Incendi dolosi, il nemico esiste

Il convegno del 10 agosto al bosco Angimbè ha fornito l’occasione per un interessante scambio di idee, di analisi e proposte per meglio comprendere perché la Sicilia brucia tutti gli anni in estate, e quest’anno più degli altri. I sindaci presenti (Calatafimi, Castellammare, Custonaci, comuni maggiormente colpiti dalla catastrofe ecologica degli incendi boschivi) hanno reso testimonianza della loro impotenza: pur subendo da vicino la ferita dell’incendio, non hanno i mezzi e le risorse per far fronte all’emergenza. La Regione, alla quale spetta per legge la regia del piano antincendio, si muove sistematicamente in ritardo e, pur potendo contare su molte migliaia di addetti antincendio, non riesce ad ottimizzare queste risorse, anche perché la gestione di questo “esercito” di forestali è assai remunerativa in termini della creazione di consenso politico. Il sistema di protezione del territorio potrebbe funzionare con maggiore efficienza, qualora la Regione si limitasse al ruolo di regista e coordinamento, lasciando la gestione dei mezzi e delle risorse agli enti locali, che potrebbero dare il meglio di sé nella difesa dei rispettivi territori. Altro argomento trattato è stato quello dell’utilizzo delle nuove tecnologie, come ad esempio il telerilevamento ad infrarossi, o il massiccio utilizzo di telecamere per il controllo del territorio, specie le vie di accesso alle aree demaniali. È stato anche sottolineata l’importanza di un più stringente controllo da parte dei comuni sulla esecuzione delle ordinanze della pulizia dei terreni privati confinanti con le aree boscate, onde evitare il facile innesco di incendi di natura colposa.
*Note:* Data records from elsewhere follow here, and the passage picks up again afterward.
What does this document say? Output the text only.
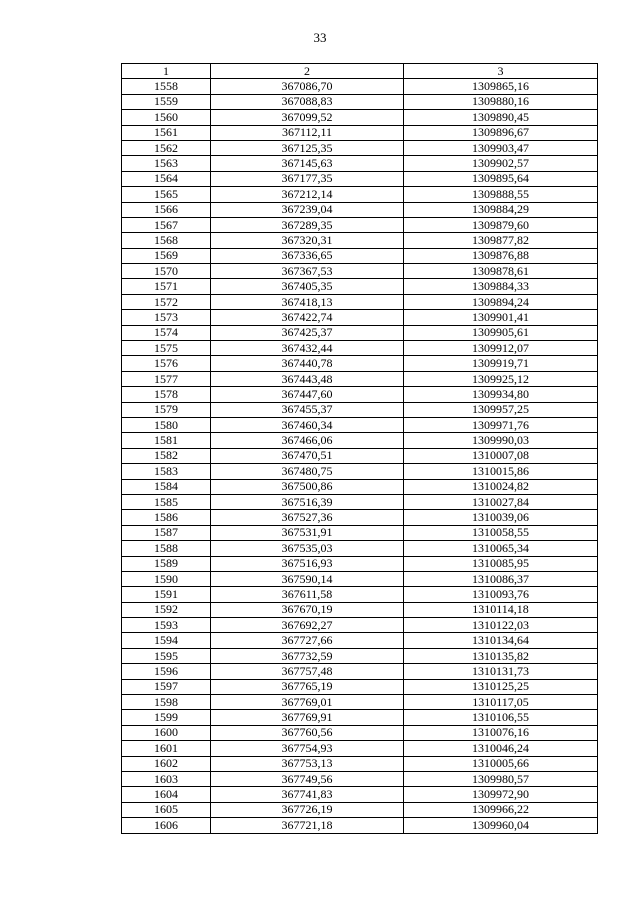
33
1	2	3
1558	367086,70	1309865,16
1559	367088,83	1309880,16
1560	367099,52	1309890,45
1561	367112,11	1309896,67
1562	367125,35	1309903,47
1563	367145,63	1309902,57
1564	367177,35	1309895,64
1565	367212,14	1309888,55
1566	367239,04	1309884,29
1567	367289,35	1309879,60
1568	367320,31	1309877,82
1569	367336,65	1309876,88
1570	367367,53	1309878,61
1571	367405,35	1309884,33
1572	367418,13	1309894,24
1573	367422,74	1309901,41
1574	367425,37	1309905,61
1575	367432,44	1309912,07
1576	367440,78	1309919,71
1577	367443,48	1309925,12
1578	367447,60	1309934,80
1579	367455,37	1309957,25
1580	367460,34	1309971,76
1581	367466,06	1309990,03
1582	367470,51	1310007,08
1583	367480,75	1310015,86
1584	367500,86	1310024,82
1585	367516,39	1310027,84
1586	367527,36	1310039,06
1587	367531,91	1310058,55
1588	367535,03	1310065,34
1589	367516,93	1310085,95
1590	367590,14	1310086,37
1591	367611,58	1310093,76
1592	367670,19	1310114,18
1593	367692,27	1310122,03
1594	367727,66	1310134,64
1595	367732,59	1310135,82
1596	367757,48	1310131,73
1597	367765,19	1310125,25
1598	367769,01	1310117,05
1599	367769,91	1310106,55
1600	367760,56	1310076,16
1601	367754,93	1310046,24
1602	367753,13	1310005,66
1603	367749,56	1309980,57
1604	367741,83	1309972,90
1605	367726,19	1309966,22
1606	367721,18	1309960,04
Alla conferenza si è parlato di coscienza ecologica, religiosa o laica che sia, di doveri e responsabilità degli enti locali, di un metodo mafioso dietro ogni fiammella appiccata. Perché un nemico esiste. La partecipazione al convegno ha arricchito le informazioni e i dati esistenti riguardo una problematica di per sé assai complessa. È stata data voce non solo ai politici ma anche alla chiesa, ai movimenti, alle associazioni e ai semplici cittadini. Infine si è firmata la petizione per reclamare l’istituzione di una commissione di inchiesta su ogni incendio, chiedendo alla Magistratura di intervenire con delle indagini congiunte tra le procure anche attraverso l’istituzione di un apposito pool.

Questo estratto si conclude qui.